Rupert Murdoch, writing about ‘mixed media’ in Forbes.com…
Those of us in so-called old media have also learned the hard way what this new meaning of networking spells for our businesses. Media companies don’t control the conversation anymore, at least not to the extent that we once did. The big hits of the past were often, if not exactly flukes, then at least the beneficiaries of limited options. Of course a film is going to be a success if it’s the only movie available on a Saturday night. Similarly, when three networks divided up a nation of 200 million, life was a lot easier for television executives. And not so very long ago most of the daily newspapers that survived the age of consolidation could count themselves blessed with monopolies in their home cities.

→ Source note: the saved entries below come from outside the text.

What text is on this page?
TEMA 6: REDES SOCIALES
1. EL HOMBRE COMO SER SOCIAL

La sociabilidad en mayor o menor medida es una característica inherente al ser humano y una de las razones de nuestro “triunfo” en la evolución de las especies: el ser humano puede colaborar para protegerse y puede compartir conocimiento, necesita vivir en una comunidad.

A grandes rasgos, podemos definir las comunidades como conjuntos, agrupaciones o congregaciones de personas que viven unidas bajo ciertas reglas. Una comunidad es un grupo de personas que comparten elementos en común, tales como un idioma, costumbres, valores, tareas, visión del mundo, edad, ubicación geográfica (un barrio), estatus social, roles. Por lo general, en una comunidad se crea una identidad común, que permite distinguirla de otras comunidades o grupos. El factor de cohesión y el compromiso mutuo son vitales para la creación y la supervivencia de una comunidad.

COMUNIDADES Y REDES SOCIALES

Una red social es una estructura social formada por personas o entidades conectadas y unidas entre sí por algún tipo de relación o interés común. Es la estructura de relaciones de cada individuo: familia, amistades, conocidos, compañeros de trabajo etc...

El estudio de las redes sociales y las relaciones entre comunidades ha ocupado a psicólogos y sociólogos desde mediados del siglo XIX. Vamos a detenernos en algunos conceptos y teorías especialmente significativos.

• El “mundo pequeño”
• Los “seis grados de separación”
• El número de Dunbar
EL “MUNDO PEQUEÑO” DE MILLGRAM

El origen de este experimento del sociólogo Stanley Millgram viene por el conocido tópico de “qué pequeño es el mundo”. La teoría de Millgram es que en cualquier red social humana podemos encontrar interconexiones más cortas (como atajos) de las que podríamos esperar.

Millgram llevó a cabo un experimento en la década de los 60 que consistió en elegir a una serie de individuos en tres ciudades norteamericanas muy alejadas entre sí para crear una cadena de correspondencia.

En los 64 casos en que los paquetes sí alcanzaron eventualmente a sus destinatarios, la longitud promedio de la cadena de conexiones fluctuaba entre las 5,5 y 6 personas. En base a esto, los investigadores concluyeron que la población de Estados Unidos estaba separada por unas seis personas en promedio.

All that has changed. Options abound. Fans of small niches can now find new content they could never before. Going elsewhere for news and entertainment is easier and cheaper than ever. And people’s expectations of media have undergone a revolution. They are no longer content to be a passive audience; they insist on being participants, on creating their own material and finding others who will want to read, listen and watch.
That’s the bad news, apparently. But,
The good news is that we are learning–and fast. Take the type of media I know best–news. News is in more demand than ever, but the vast network of Internet-savvy news junkies want their news with several fresh twists: constantly updated, relevant to their daily lives, complete with commentary and analysis, and presented in a way that allows them to interact not just with the news but with each other about the news. They won’t wait until six o’clock to watch the news on television or until the next morning to read it in isolation. This plainly provides a challenge for news providers but also an opportunity to be far more engaged with the audience.
Companies that take advantage of this new meaning of network and adapt to the expectations of the networked consumer can look forward to a new golden age of media.
Translation: stick with those News Corp shares.